The latest episode of acclaimed Netflix docuseries “Untold” tells Mardy Fish’s story of mental health and anxiety like never before in the aptly named “Breaking Point.”
“Mental health doesn’t care what your name is or what you do for a living,” Fish told me before the US Open. “Everyone is in their own bubble with stresses, pressures, and expectations on themselves—no matter what job title they have. Mine just happened to involve playing in front of a lot of people, but my issues would be no different from any other person’s.”
Fish first shared his struggles with mental health through a stirring first-person narrative written for The Players’ Tribune in 2015, how at the peak of his career, the American star was forced to put his career on the backburner to prioritize his own peace of mind.
“As tennis players, we’re ingrained from a young age to not show anything—tiredness, fear—or your opponent is going to know and you don’t want that to happen,” he said.
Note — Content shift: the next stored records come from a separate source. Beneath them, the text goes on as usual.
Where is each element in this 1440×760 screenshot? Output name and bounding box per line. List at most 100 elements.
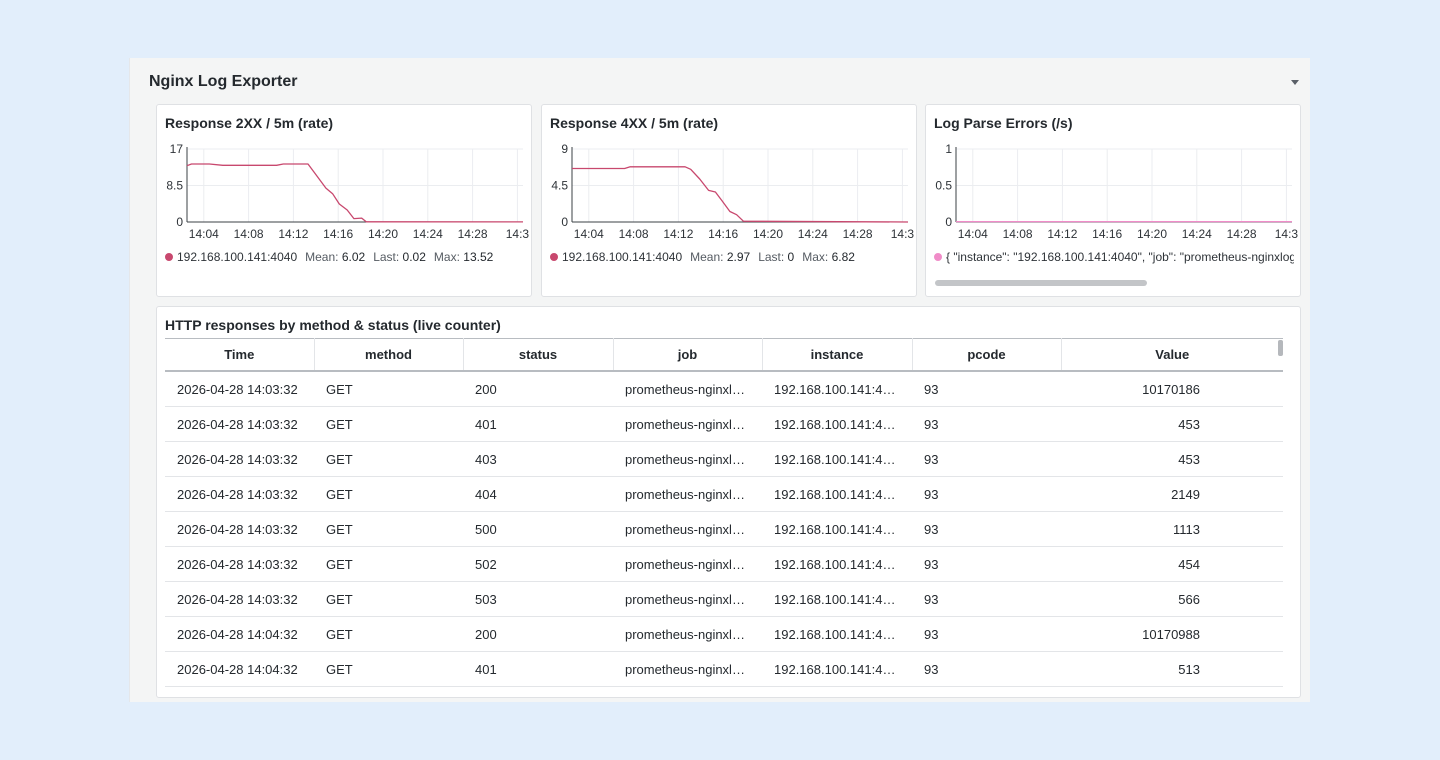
response-4xx-chart[interactable]: 0 4.5 9 14:04 14:08 14:12 14:16 14:20 14:24 14:28… [542,105,918,245]
cell-pcode: 93 [912,651,1061,687]
cell-job: prometheus-nginxlo… [613,476,762,512]
column-header-pcode[interactable]: pcode [912,338,1062,372]
panel-title[interactable]: Response 4XX / 5m (rate) [550,115,719,131]
table-row[interactable]: 2026-04-28 14:04:32 GET 200 prometheus-ngin… [165,616,1283,652]
cell-pcode: 93 [912,441,1061,477]
table-row[interactable]: 2026-04-28 14:03:32 GET 404 prometheus-ngin… [165,476,1283,512]
x-tick-label: 14:04 [958,227,988,241]
table-row[interactable]: 2026-04-28 14:04:32 GET 401 prometheus-ngin… [165,651,1283,687]
legend-dot-icon [550,253,558,261]
panel-response-2xx: Response 2XX / 5m (rate) 0 8.5 17 14:04 14:0… [156,104,532,297]
y-tick-label: 4.5 [551,179,568,193]
x-tick-label: 14:20 [1137,227,1167,241]
table-row[interactable]: 2026-04-28 14:03:32 GET 500 prometheus-ngin… [165,511,1283,547]
cell-method: GET [314,616,463,652]
cell-method: GET [314,371,463,407]
table-container[interactable]: Time method status job instance pcode Value 20… [165,338,1283,697]
legend-last-label: Last: [758,250,785,264]
cell-instance: 192.168.100.141:40… [762,476,912,512]
x-tick-label: 14:04 [574,227,604,241]
y-tick-label: 0 [176,215,183,229]
table-row[interactable]: 2026-04-28 14:03:32 GET 502 prometheus-ngin… [165,546,1283,582]
row-title[interactable]: Nginx Log Exporter [149,73,298,90]
legend-max-label: Max: [802,250,829,264]
cell-status: 200 [463,616,613,652]
column-header-value[interactable]: Value [1061,338,1283,372]
y-tick-label: 1 [945,142,952,156]
response-2xx-chart[interactable]: 0 8.5 17 14:04 14:08 14:12 14:16 14:20 14:24 14:2… [157,105,533,245]
cell-time: 2026-04-28 14:03:32 [165,441,314,477]
cell-instance: 192.168.100.141:40… [762,441,912,477]
cell-pcode: 93 [912,406,1061,442]
series-line[interactable] [572,166,909,223]
cell-instance: 192.168.100.141:40… [762,371,912,407]
x-tick-label: 14:20 [753,227,783,241]
cell-job: prometheus-nginxlo… [613,511,762,547]
x-tick-label: 14:28 [458,227,488,241]
cell-job: prometheus-nginxlo… [613,616,762,652]
legend-series-name[interactable]: 192.168.100.141:4040 [177,250,298,264]
panel-log-parse-errors: Log Parse Errors (/s) 0 0.5 1 14:04 14:08 14:… [925,104,1301,297]
cell-value: 454 [1061,546,1283,582]
cell-status: 401 [463,651,613,687]
cell-status: 200 [463,371,613,407]
legend-max-value: 6.82 [831,250,855,264]
cell-pcode: 93 [912,371,1061,407]
cell-job: prometheus-nginxlo… [613,651,762,687]
legend-dot-icon [165,253,173,261]
x-tick-label: 14:24 [1182,227,1212,241]
table-row[interactable]: 2026-04-28 14:03:32 GET 403 prometheus-ngin… [165,441,1283,477]
column-header-instance[interactable]: instance [762,338,913,372]
cell-job: prometheus-nginxlo… [613,441,762,477]
y-tick-label: 0 [945,215,952,229]
column-header-job[interactable]: job [613,338,763,372]
cell-status: 401 [463,406,613,442]
table-row[interactable]: 2026-04-28 14:03:32 GET 503 prometheus-ngin… [165,581,1283,617]
table-scrollbar[interactable] [1278,340,1283,356]
cell-instance: 192.168.100.141:40… [762,406,912,442]
column-header-method[interactable]: method [314,338,464,372]
cell-value: 10170186 [1061,371,1283,407]
column-header-status[interactable]: status [463,338,614,372]
cell-status: 503 [463,581,613,617]
legend-scrollbar[interactable] [935,280,1147,286]
legend-mean-label: Mean: [690,250,724,264]
row-header[interactable]: Nginx Log Exporter [149,72,1299,94]
cell-value: 2149 [1061,476,1283,512]
y-tick-label: 0.5 [935,179,952,193]
x-tick-label: 14:12 [1047,227,1077,241]
legend-max-label: Max: [433,250,460,264]
cell-value: 453 [1061,406,1283,442]
column-header-time[interactable]: Time [165,338,315,372]
y-tick-label: 17 [170,142,184,156]
legend-max-value: 13.52 [463,250,494,264]
panel-title[interactable]: HTTP responses by method & status (live … [165,317,501,333]
chart-legend: { "instance": "192.168.100.141:4040", "j… [934,250,1294,266]
x-tick-label: 14:20 [368,227,398,241]
cell-value: 453 [1061,441,1283,477]
x-tick-label: 14:08 [619,227,649,241]
panel-title[interactable]: Response 2XX / 5m (rate) [165,115,334,131]
legend-series-name[interactable]: 192.168.100.141:4040 [562,250,683,264]
cell-method: GET [314,581,463,617]
cell-instance: 192.168.100.141:40… [762,546,912,582]
chart-legend: 192.168.100.141:4040 Mean: 6.02 Last: 0.02… [165,250,493,266]
table-row[interactable]: 2026-04-28 14:03:32 GET 200 prometheus-ngin… [165,371,1283,407]
panel-title[interactable]: Log Parse Errors (/s) [934,115,1073,131]
cell-instance: 192.168.100.141:40… [762,616,912,652]
legend-series-name[interactable]: { "instance": "192.168.100.141:4040", "j… [946,250,1294,264]
cell-value: 513 [1061,651,1283,687]
table-row[interactable]: 2026-04-28 14:03:32 GET 401 prometheus-ngin… [165,406,1283,442]
series-line[interactable] [186,163,524,223]
cell-status: 403 [463,441,613,477]
x-tick-label: 14:24 [413,227,443,241]
cell-time: 2026-04-28 14:03:32 [165,371,314,407]
y-tick-label: 8.5 [166,179,183,193]
cell-status: 404 [463,476,613,512]
log-parse-errors-chart[interactable]: 0 0.5 1 14:04 14:08 14:12 14:16 14:20 14:24 14:28… [926,105,1301,245]
chart-legend: 192.168.100.141:4040 Mean: 2.97 Last: 0 Max… [550,250,855,266]
cell-pcode: 93 [912,476,1061,512]
cell-instance: 192.168.100.141:40… [762,581,912,617]
x-tick-label: 14:04 [189,227,219,241]
caret-down-icon[interactable] [1291,80,1299,85]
Created by the director-producer team of and Chapman and Maclain Way—who, incidentally, were family friends of ATP veteran Sam Querrey—“Breaking Point” vividly frames Fish’s crisis through the lens of the nationwide hunt for American tennis talent, the likes of which could meet and one day surpass the standard set by John McEnroe and Jimmy Connors.
The way brothers proceed to zoom in on Fish’s early days as a foil for childhood friend and rival Andy Roddick, with whom he briefly lived before embarking on their respective pro careers.
“He’s more like a brother than a friend,” Fish said. “He’s family.”